The newest Energy Efficiency Jobs in America (EEJA) report confirms what many homeowners are already seeing on the ground. Energy efficiency is not a niche industry anymore. It is one of the largest and fastest-growing parts of the entire U.S. energy sector.
According to the 2025 report, the energy efficiency sector employed nearly 2.4 million Americans in 2024 and added close to 100,000 jobs in just one year. Workers in the field also earn median wages about 20 percent higher than the national average, and energy efficiency professionals now exist in 99.9 percent of U.S. counties.
This growth is not just an industry statistic. It directly affects homeowners, upgrade quality, available incentives, and long-term home value.
What Counts as “Energy Efficiency Jobs”
The EEJA report pulls from the national U.S. Energy and Employment Report, which combines federal labor data with a large survey of more than 42,000 businesses across the country.
Energy efficiency work includes:
- Home insulation and air sealing
- High-efficiency HVAC and heat pump installation
- Energy audits and building performance testing
- Efficient lighting and electrical upgrades
- Weatherization programs
- Smart building controls and electrification work
In other words, this is the exact type of work that improves comfort, reduces utility bills, and makes homes healthier.
Why a Growing Workforce Matters to Homeowners
A large, expanding industry means stability. It means training standards improve.

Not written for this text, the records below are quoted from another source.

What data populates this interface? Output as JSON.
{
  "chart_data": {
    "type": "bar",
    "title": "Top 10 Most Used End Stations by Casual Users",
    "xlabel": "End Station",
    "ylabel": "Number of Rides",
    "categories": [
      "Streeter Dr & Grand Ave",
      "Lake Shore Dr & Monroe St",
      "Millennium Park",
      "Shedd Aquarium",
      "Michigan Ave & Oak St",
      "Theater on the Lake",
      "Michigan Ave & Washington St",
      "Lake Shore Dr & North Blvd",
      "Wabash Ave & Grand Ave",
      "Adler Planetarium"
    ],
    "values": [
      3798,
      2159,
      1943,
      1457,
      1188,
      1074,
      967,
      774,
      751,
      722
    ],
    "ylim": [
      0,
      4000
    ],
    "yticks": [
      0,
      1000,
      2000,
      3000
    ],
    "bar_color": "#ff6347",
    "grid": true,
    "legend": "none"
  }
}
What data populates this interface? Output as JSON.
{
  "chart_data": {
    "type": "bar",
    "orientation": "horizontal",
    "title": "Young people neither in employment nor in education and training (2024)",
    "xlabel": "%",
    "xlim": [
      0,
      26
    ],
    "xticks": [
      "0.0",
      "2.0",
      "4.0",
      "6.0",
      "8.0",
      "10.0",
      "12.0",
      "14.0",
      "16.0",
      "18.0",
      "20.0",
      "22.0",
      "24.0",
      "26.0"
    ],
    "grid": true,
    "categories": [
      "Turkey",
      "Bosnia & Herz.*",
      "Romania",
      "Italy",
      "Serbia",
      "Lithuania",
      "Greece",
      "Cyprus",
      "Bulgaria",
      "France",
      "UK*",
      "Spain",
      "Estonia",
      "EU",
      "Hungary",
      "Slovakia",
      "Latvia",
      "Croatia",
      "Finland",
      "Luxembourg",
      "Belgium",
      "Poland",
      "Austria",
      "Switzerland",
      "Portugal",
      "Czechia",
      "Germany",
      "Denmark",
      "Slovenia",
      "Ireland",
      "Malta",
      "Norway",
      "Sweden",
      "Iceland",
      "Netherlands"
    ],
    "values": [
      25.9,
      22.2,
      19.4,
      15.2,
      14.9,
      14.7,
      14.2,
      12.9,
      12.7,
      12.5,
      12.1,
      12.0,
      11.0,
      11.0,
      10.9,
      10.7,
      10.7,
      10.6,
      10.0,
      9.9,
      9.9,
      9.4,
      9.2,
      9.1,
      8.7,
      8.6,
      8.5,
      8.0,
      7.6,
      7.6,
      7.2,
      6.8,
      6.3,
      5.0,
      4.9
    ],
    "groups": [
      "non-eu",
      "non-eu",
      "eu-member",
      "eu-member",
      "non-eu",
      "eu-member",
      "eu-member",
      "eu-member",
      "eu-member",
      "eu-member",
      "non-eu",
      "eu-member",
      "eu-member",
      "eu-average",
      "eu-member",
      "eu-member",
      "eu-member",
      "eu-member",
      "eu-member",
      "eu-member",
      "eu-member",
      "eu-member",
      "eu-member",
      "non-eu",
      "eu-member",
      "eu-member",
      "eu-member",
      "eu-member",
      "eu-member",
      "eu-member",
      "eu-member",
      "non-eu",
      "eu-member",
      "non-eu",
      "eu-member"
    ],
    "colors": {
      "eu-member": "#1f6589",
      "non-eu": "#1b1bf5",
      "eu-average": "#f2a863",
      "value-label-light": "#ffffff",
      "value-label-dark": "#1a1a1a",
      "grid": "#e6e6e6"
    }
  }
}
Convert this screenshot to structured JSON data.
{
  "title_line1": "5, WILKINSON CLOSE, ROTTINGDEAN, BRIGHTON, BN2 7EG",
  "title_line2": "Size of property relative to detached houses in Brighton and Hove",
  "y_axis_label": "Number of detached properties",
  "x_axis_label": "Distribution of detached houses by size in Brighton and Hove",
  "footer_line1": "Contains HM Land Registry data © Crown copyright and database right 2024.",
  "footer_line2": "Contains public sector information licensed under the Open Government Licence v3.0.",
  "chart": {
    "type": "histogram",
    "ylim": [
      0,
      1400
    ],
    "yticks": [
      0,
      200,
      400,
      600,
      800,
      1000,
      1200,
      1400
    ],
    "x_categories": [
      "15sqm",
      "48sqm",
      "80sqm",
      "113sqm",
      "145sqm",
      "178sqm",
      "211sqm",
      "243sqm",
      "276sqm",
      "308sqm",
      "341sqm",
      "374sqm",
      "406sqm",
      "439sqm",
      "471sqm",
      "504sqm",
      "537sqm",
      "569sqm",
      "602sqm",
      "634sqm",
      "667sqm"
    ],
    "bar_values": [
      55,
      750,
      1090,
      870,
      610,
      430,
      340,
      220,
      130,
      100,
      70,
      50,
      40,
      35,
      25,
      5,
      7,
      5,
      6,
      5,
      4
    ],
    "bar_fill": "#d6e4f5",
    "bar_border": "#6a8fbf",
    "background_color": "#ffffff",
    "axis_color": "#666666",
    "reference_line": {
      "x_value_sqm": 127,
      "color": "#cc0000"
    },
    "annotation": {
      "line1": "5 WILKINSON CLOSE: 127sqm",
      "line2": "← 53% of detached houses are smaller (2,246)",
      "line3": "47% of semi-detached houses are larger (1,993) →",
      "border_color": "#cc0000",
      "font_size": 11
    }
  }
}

It means more experienced contractors, better tools, and stronger supply chains.
For homeowners, that translates into:
- More qualified professionals available locally
- Faster adoption of proven technologies
- Better building science practices
- Continued innovation in comfort and efficiency
- Stronger long-term support for installed systems
When an industry keeps growing year after year, it signals that these upgrades are not temporary trends. They are becoming standard practice.
What This Means Here in Maryland, DC, and Virginia
The DMV region reflects the national trend.
Across Maryland, Washington DC, and Virginia, programs supporting energy upgrades continue expanding through utility incentives, weatherization programs, electrification initiatives, and income-qualifying assistance options.
That sustained investment drives local job growth in:
- Residential insulation and air sealing
- Heat pump and HVAC modernization
- Solar and electrification services
- Whole-home energy assessments
Because nearly every county nationwide now has energy efficiency workers, homeowners in this region can expect continued access to trained professionals and program support for years ahead.
How EDGE Energy Fits Into This Growing Industry
For more than two decades, EDGE Energy has worked at the center of this field in the DMV, focusing on whole-home performance rather than single-system fixes.
Our team performs:
- Certified home energy audits
- Air sealing and insulation upgrades
- High-efficiency HVAC and heat pump installations
- Solar and electrification projects
- Program-supported upgrades for qualifying households
The continued national growth of the efficiency workforce reinforces what we have built our work around from the start. Homes perform best when upgrades are designed as complete systems, not isolated equipment swaps.
The Bottom Line
Energy efficiency is no longer a small corner of the energy world. It is one of the largest employment sectors in the entire industry, expanding rapidly and touching nearly every community in the country.
For homeowners, that growth signals something simple. Improving home performance is not experimental. It is established, supported, and increasingly essential for comfort, cost control, and long-term resilience.